A memoir of my all-time favourite politician and head of state. One of the best political friends of aforementioned Margaret Thatcher, his memoir accounted for his entire magnificent life from the small town of Dixon where he grew up to Washington DC, where he changed the world.

6. Smiley’s People, John Le Carré

As I said, The Spy Who Came in From the Cold triggered reading spree that ended in me buying and reading quite a shitload of Le Carré books. And while I read Tinker Taylor first of the Karla trilogy, I think this was the one I enjoyed the most. This book, in my opinion, defined George Smiley.

7. Tinker Taylor Soldier Spy, John Le Carré

And the next comes Tinker Taylor. While I watched the movie a few years ago—when it came out—I didn’t understand much. I think the film was meant for people who had read the book in order for them to understand it, so after reading it, I watched the movie again. Made a lot more sense.
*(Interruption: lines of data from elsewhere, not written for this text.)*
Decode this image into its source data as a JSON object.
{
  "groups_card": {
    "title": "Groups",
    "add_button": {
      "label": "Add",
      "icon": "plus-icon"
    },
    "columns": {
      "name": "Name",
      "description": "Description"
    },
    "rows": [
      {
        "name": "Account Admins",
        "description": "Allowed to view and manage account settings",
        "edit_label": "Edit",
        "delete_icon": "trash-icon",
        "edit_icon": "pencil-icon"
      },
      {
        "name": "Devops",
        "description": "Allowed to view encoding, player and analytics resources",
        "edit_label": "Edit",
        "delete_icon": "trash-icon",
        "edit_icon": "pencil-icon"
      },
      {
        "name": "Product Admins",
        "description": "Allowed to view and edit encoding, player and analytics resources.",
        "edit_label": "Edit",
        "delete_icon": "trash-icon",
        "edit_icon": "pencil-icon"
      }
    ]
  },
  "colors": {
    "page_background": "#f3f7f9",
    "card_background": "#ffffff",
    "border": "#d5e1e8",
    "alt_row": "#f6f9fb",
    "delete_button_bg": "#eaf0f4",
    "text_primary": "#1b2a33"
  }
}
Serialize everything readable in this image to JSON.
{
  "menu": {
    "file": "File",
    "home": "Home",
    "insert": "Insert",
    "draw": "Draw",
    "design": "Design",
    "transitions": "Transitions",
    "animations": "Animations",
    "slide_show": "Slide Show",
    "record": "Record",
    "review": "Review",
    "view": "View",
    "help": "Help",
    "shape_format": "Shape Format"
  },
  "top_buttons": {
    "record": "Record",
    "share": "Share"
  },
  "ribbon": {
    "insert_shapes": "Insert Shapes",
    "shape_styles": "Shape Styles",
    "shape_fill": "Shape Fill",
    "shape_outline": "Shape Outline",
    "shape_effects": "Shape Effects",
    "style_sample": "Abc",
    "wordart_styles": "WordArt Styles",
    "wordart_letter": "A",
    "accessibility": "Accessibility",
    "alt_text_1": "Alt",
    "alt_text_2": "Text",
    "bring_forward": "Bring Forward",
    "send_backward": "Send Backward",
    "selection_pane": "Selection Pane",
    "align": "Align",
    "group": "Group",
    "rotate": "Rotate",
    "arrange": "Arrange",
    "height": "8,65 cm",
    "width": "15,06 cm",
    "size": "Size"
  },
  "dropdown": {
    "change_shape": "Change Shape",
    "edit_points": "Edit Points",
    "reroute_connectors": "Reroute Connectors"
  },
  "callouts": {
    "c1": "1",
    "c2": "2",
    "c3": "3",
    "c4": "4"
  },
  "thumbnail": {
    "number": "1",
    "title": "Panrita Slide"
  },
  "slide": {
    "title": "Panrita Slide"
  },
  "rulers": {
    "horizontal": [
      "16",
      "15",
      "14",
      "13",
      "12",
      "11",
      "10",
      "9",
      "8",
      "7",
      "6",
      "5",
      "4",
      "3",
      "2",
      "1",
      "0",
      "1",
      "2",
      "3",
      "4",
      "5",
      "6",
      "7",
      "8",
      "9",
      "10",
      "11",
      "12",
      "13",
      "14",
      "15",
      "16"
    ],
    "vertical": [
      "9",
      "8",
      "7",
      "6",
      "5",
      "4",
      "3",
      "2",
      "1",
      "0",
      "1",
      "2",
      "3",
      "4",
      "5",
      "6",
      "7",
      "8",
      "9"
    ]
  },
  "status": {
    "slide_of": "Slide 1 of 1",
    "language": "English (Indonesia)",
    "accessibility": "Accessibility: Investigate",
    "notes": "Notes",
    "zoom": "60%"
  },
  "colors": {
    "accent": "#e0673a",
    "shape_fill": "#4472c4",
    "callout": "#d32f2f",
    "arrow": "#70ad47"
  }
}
And I loved both.

8. Total Recall, Arnold Schwarzenegger

I love Arnold. And his life has been too incredible not to write about it. So it’s a good thing he did (albeit with the help of a ghost—which he admitted!). Coming from a small village in Austria, this guy worked extremely hard to become the best bodybuilder in the world, and then became the best action movie star in the world. But that wasn’t all—he also became Governor of California, the fifth largest economy of the world. This is the American Dream, and while I don’t always agree with his views (he is quite a bit to the left of me), he’s the man who made all his dreams true by persistence, hard work and dedication.

9. The Honourable Schoolboy, John Le Carré

The second of the Karla trilogy, set in Hong Kong and South-East Asia, it was enjoyable reading, but I liked the first and the last better. Although, Le Carré did describe the surroundings in excellent detail, and the book provided quite a learning material of both the South-East Asian life and the British espionage during the Cold War.

10. Call for the Dead, John Le Carré

The book that introduced George Smiley explained quite a lot how he became the man he was in the later books. And while I know Le Carré based the later Smiley on Alec Guinness’s portrayal of George Smiley on the BBC’s Karla trilogy miniseries, Call for the Dead shows how Smiley came to be the deliberating analytical mind that puts intelligence first and action second.

Yes, the books I read this year were dominated by John Le Carré, all because I found one of his books at a flea market and I absolutely enjoyed it. I especially liked his earlier works—I also read The Tailor of Panama and while it was a nice reading, it made me miss of something. Be it the Cold War or George Smiley, it seems to me that espionage isn’t as cool today as it was in the past.